The Securities and Exchange Commission has charged a Texas man with running a Ponzi scheme in which he raised “at least” 700,000 Bitcoin, worth $4.5 million at the time and more than $60 million today.
This charge is the culmination of the SEC’s first investigation into Bitcoin fraud.
Trendon T. Shavers promised “investors” a seven percent weekly interest rate, the SEC says, in order to entice their investments in the “Bitcoin Savings and Trust” bank, which was supposed to engage in Bitcoin market arbitrage — making money of the rising and falling of the value of the virtual currency.
“Fraudsters are not beyond the reach of the SEC just because they use Bitcoin or another virtual currency to mislead investors and violate the federal securities laws,” Andrew M. Calamari, Director of the SEC’s New York Regional Office, said in a statement. “Shavers preyed on investors in an online forum by claiming his investments carried no risk and huge profits for them while his true intentions were rooted in nothing more than personal greed.”
Shavers allegedly told his investors that “risk is almost zero,” and that he had yet to “come close to a loss on any deal.” In reality, he was losing money from day trading Bitcoin, and funneling cash from new investors to earlier buyers.
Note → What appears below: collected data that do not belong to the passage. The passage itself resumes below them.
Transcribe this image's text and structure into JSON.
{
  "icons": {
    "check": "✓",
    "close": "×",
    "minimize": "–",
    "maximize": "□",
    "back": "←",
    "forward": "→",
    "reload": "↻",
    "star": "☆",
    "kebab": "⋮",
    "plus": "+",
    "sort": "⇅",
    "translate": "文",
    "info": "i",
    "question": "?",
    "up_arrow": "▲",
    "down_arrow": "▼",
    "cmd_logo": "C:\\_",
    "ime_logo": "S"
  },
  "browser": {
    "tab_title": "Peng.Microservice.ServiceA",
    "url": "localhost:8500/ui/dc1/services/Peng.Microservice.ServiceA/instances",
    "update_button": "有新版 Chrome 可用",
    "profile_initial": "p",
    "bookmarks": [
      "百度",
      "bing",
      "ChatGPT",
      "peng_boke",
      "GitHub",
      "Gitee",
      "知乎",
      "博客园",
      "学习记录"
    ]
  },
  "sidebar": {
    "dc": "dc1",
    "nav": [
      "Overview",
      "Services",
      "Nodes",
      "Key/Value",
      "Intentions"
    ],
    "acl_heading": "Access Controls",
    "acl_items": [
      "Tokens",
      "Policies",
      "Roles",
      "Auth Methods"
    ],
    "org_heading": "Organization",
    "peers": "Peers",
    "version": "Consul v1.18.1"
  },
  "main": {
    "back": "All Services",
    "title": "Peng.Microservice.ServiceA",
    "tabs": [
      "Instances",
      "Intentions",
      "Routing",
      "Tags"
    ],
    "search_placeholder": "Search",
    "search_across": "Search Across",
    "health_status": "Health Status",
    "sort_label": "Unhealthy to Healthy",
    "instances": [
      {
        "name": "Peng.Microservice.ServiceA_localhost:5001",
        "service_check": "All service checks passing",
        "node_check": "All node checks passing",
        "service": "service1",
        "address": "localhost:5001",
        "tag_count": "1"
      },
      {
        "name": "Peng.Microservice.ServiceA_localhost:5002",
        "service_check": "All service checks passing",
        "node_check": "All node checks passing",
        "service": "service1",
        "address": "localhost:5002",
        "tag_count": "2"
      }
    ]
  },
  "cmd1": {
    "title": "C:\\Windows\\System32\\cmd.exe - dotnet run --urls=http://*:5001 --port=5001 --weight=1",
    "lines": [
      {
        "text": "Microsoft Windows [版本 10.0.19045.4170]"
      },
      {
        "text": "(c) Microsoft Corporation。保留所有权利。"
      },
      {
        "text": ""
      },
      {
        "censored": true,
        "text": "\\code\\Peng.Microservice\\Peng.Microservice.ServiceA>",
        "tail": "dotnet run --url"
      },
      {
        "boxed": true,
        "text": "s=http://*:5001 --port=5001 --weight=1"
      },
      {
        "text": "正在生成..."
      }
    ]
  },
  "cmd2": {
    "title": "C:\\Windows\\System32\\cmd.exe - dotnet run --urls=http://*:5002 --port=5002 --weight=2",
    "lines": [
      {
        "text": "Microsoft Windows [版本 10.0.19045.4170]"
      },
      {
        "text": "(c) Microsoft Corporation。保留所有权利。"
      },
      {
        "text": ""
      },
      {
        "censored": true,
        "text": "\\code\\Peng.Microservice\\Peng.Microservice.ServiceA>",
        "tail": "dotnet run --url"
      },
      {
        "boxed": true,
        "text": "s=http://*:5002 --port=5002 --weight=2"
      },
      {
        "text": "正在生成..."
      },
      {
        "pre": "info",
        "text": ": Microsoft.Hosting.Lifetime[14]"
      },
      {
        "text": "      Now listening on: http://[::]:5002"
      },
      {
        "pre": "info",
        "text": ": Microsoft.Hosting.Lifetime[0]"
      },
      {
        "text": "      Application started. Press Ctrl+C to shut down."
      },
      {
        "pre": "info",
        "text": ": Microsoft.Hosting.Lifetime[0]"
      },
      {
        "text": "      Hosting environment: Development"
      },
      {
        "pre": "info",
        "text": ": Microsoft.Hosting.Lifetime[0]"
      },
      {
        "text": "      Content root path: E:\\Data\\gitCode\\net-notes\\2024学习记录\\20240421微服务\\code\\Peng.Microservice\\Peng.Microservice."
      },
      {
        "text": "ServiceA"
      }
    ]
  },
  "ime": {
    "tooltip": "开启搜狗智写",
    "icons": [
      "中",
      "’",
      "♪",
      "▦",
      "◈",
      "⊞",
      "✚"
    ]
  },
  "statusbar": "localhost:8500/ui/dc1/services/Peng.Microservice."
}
In addition, the SEC says, Shavers used investors’ money in his own personal account — at least 150,649 Bitcoin, or over $13 million U.S. dollars. That money went to pay his rent, utilities, car payments … and his gambling expenses.
As always, if it looks too good to be true, it probably is.
“Ponzi scheme operators often claim to have a tie to a new and emerging technology as a lure to potential victims,” said Lori J. Schock, Director of the SEC’s Office of Investor Education and Advocacy. “Investors should understand that regardless of the type of investment, a promise of high returns with little or no risk is a classic warning sign of fraud.”